Das sogenannte Zeitalter des Postfaktischen, der Casting-Show erfahrene Trump wird es uns einläuten und einbläuen. Den weg hierfür hat längst schon das Fernsehen bereitet. Die televisionäre Gleichschaltung von Medien ist uns längst bekannt aus Funk und Fernsehen von Diktaturen. Gewählte Quasi-Diktatoren wie Putin, Orban und Erdogan setzen darin gerade neue Trends. Wir kennen sie aber auch von kapitalistischen Monopolen, wie zum Beispiel von Berlusconi, der ja für Trump eine wunderbare Vorlage geliefert hat. Letzterer hat längst angefangen damit, Medien zu vereinnahmen (siehe Breitbart) oder in ihrer Berichterstattung zu beeinflussen (siehe Fox). Und dann sollte doch auch noch Trump-TV kommen. Irgendein/e Trump-Verwandte/r wird sich schon finden lassen, die oder der hier das Ruder übernimmt. Konsequent wäre eine Kombination aus Reality-Show und Shopping-Sendung, die direkt aus dem Weißen Haus gesendet wird. Die könnte doch die hübsche Ivanka übernehmen, die Jette Joop der Familie Trump. Dass da irgendetwas nicht stimmt, dürfte kaum einem Fernsehzuschauer mehr auffallen.
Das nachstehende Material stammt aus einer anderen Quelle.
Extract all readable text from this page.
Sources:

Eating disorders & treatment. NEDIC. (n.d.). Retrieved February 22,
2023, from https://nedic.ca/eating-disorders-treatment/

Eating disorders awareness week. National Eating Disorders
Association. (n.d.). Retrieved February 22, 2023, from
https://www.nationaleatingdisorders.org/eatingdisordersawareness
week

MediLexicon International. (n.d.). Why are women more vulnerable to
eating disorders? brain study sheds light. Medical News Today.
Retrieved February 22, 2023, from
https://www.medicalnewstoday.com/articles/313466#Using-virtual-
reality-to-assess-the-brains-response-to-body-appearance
Viel mehr noch als bei uns ist in den USA Scripted Reality das Fernsehformat der Stunde und das nicht erst seit gestern. Den Unterschied zwischen Fiktion und Realität, zwischen Lüge und Wahrheit, das interessiert kaum noch jemanden, es sei denn die Lügenpresse stört uns, indem sie uns differenzierte Betrachtungen und Meinungen abverlangt. Wahrheiten und Fakten sind out.

Und über das böse Internet haben wir noch gar nicht gesprochen. Muss man noch schreiben von Hackern, die versuchen die Meinung der Wähler mit Unwahrheiten zu manipulieren. Hat noch jemand nicht mitbekommen, dass im Netz erwiesenermaßen mehr Bots als Menschen miteinander kommunizieren und dass dort mehr unwahre als wahre Nachrichtenmeldungen kursieren. Sollen wir darüber lamentieren, dass gezielt und ungezielt digitale Mobs im Netz entstehen, die mit Hass und Häme die Unzufriedenen verführen und anstacheln. Müssen wir uns ernsthaft darüber wundern, dass so vieles von dem, was uns das Netz an instant democracy verheißen hat, nicht wahr geworden und zum Teil sogar ins Gegenteil umgeschlagen ist. – Wer sich sonst nicht für Wissen und Wahrheit interessiert, macht sich auch nicht im Netz die Mühe, sie zu ergründen.

Ich weiß nicht, ob es Bernie Sanders und seine Wähler anders gemacht hätten, aber ich hoffe es. Ich muss zugeben, dass ich nicht an ihn geglaubt habe. Heute denke ich, dass er vielleicht gegen Trump hätte gewinnen können, allein schon weil die vielen jungen Leute, die ihn unterstützten, sich auf die Dynamiken des Internetzeitalters besser verstehen, als die von Clinton und Co. Vielleicht wäre es dem neoliberalen Establishment von Trump und Co. an den Kragen gegangen und wir hätten genau das Gegenteil erlebt, eine linksliberale Revolution, vielleicht. Ich hätte gerne geschrieben, wie sehr das Internet der freiheitlichen Demokratie dient. Da es leider nicht passiert ist, bleibt uns die Frage erspart, ob sich die Anhänger von Sanders dabei digital auch die Finger schmutzig gemacht hätten.